A first-round pick of the Browns in the 1978 NFL Draft, Matthews spent 16 years in Cleveland, where in 232 games, 216 of which were starts, he registered 76.5 quarterback sacks, 1,430 total tackles, 14 interceptions, 24 forced fumbles and 13 recoveries.
A four-time Pro Bowler in Cleveland, Matthews ranks first in Browns history with 76.5 sacks, games played and most consecutive seasons, as well as second in total years of service to the organization.
“Yes, he was,” Williams said when asked if Matthews was one of the first “hybrid linebackers” in the NFL that could rush the passer and drop into coverage. “Another thing, an old joke going back between he and I is when we were trying to sign him in free agency when he went to Atlanta.
“We were recruiting the heck out of him, and I got a call from a Clay Matthews. I am home that night and I am thinking, ‘We got him. We are getting him,’ and it was Clay Matthews the postman that dropped something off at the post office and I was supposed to go pick it up (laughter). It was not the Clay Matthews that I really wanted to talk to. That is just is what it was.”
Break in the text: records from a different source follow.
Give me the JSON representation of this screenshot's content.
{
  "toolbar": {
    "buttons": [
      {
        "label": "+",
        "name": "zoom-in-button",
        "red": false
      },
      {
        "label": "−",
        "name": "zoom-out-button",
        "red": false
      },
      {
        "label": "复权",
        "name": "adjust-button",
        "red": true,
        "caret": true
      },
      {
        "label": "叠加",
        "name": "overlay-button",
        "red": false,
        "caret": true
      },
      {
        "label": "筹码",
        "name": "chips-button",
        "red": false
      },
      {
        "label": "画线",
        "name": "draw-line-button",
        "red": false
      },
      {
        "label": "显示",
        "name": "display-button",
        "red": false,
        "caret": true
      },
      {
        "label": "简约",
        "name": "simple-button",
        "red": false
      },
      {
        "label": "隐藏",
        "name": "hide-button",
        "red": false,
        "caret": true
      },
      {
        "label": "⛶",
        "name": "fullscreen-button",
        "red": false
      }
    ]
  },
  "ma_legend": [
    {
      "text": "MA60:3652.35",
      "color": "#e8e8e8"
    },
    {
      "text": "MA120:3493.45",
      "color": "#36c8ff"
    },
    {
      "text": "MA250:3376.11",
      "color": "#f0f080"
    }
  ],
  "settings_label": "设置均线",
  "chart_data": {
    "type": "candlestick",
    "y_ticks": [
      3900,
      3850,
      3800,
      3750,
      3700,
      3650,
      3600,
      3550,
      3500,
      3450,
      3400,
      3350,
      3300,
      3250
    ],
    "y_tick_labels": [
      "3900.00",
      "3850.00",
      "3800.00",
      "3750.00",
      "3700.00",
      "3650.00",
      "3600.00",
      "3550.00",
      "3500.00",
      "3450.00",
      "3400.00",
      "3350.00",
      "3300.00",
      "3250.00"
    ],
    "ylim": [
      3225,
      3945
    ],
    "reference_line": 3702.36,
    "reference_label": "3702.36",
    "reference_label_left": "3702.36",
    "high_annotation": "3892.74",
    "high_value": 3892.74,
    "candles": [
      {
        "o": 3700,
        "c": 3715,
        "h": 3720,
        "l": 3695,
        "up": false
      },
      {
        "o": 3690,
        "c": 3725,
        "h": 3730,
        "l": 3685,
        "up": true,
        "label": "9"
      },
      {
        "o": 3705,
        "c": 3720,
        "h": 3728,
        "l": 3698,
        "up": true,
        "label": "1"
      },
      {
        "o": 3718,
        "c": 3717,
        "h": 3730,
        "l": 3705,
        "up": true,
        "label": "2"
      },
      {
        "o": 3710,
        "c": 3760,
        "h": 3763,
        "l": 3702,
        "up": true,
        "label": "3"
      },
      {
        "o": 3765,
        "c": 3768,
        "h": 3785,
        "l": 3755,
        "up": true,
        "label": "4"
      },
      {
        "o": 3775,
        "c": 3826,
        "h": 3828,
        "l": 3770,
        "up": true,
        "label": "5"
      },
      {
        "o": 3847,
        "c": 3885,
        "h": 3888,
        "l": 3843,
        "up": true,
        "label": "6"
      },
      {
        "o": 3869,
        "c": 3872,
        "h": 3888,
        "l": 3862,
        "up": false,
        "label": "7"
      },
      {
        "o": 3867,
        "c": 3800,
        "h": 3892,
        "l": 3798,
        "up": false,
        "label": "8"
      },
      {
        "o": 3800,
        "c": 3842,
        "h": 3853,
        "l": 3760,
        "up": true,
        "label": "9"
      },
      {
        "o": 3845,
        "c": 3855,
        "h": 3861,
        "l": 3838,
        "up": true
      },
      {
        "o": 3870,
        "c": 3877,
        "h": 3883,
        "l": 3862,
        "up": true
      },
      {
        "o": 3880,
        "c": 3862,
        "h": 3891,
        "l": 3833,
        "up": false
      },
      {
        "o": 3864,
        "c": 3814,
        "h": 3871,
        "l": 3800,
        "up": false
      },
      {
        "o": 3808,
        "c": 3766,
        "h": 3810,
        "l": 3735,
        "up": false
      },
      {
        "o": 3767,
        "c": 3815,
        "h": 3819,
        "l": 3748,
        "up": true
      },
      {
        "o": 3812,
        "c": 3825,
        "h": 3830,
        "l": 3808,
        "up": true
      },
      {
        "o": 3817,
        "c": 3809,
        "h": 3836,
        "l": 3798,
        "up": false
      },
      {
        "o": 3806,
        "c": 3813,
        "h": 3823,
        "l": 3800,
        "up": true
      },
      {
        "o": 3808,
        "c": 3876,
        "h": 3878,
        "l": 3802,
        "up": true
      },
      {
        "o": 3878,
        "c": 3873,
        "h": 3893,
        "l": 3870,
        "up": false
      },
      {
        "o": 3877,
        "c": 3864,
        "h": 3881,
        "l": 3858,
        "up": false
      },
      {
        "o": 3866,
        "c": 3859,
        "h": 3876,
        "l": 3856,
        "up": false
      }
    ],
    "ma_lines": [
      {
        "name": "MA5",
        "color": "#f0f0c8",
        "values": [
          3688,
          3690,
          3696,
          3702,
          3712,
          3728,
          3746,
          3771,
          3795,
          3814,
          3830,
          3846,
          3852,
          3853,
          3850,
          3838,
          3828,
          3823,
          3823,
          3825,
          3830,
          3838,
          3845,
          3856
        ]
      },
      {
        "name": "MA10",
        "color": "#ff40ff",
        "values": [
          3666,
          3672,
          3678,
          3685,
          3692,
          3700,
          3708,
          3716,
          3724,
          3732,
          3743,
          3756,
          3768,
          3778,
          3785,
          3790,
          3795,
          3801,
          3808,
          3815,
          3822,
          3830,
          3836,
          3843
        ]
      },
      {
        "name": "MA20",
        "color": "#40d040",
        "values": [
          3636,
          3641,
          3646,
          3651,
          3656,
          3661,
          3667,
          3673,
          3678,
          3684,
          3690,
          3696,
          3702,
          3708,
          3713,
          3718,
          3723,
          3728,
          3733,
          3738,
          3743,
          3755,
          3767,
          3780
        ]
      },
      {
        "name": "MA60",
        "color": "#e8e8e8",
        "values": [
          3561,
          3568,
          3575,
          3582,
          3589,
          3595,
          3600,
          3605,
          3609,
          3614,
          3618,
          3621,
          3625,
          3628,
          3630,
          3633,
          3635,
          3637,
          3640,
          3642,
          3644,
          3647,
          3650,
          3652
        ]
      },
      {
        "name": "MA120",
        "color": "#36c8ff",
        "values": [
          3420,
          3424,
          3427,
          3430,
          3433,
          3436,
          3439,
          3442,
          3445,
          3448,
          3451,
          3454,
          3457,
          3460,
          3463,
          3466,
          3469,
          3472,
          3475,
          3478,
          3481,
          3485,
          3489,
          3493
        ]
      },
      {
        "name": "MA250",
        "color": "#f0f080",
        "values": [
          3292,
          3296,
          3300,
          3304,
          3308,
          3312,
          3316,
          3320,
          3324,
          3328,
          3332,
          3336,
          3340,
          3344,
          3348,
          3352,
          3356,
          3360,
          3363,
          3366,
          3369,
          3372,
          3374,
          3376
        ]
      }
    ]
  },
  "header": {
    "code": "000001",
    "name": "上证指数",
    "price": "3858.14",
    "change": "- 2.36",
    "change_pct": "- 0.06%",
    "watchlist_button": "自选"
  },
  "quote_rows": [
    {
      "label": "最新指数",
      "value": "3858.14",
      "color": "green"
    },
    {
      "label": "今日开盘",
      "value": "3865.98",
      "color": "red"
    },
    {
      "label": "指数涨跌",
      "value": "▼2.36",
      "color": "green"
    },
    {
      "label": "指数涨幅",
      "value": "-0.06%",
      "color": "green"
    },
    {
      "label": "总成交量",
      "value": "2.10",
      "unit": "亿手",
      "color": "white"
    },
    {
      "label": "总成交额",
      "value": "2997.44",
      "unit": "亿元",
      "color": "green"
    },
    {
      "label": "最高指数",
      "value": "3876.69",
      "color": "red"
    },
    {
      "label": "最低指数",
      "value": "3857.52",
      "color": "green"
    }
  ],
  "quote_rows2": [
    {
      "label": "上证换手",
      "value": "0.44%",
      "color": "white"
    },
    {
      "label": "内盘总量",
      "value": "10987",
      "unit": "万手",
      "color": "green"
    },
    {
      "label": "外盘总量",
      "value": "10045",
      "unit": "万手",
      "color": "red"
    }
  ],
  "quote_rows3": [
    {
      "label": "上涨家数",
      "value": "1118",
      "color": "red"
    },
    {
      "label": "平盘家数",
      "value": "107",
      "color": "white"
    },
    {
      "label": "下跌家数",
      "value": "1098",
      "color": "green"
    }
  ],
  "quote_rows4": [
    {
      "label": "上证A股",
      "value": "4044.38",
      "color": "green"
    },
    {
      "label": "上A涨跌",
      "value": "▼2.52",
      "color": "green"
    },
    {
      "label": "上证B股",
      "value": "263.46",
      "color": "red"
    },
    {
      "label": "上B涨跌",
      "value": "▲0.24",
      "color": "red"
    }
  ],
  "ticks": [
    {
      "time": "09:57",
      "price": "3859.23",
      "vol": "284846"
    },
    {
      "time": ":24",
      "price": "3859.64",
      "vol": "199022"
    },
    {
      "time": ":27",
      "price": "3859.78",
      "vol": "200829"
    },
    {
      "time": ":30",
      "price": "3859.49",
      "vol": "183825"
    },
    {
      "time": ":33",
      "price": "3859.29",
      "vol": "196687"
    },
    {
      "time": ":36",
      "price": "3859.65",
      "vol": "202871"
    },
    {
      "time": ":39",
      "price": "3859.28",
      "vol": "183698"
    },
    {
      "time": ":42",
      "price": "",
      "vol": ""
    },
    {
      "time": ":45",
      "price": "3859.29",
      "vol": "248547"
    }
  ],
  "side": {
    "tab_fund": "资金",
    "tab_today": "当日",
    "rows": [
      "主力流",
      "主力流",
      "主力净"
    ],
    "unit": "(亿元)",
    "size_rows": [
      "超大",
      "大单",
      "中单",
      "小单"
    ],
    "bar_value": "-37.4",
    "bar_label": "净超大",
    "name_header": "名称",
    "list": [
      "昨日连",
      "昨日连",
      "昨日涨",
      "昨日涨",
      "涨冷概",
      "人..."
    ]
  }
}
Despite playing a physical position where making violent plays was not just a goal, but often, a standard set by Matthews, the veteran defender proved remarkably durable over his 19-year career.
Matthews played in 278 games, making the start in 248 contests, and was on the field for 12 or more games in all but one of his nearly 20-year NFL career, and never was that toughness more evident to Williams than in the 1999 season.
Matthews was an honorary captain for a game between the Browns and Titans and tried to show up his Hall of Fame brother Bruce Matthews, an offensive lineman with Tennessee.
“It was 20 below zero, 18 below zero, and Clay walked out to the coin toss in short sleeves because his brother, Bruce, was on our team acting like he was freezing to death,” Williams recalled.
“His older brother Clay came out there saying, ‘Hey, toughen up younger brother.’ I do believe, I really do believe that he has those types of credentials, yes.”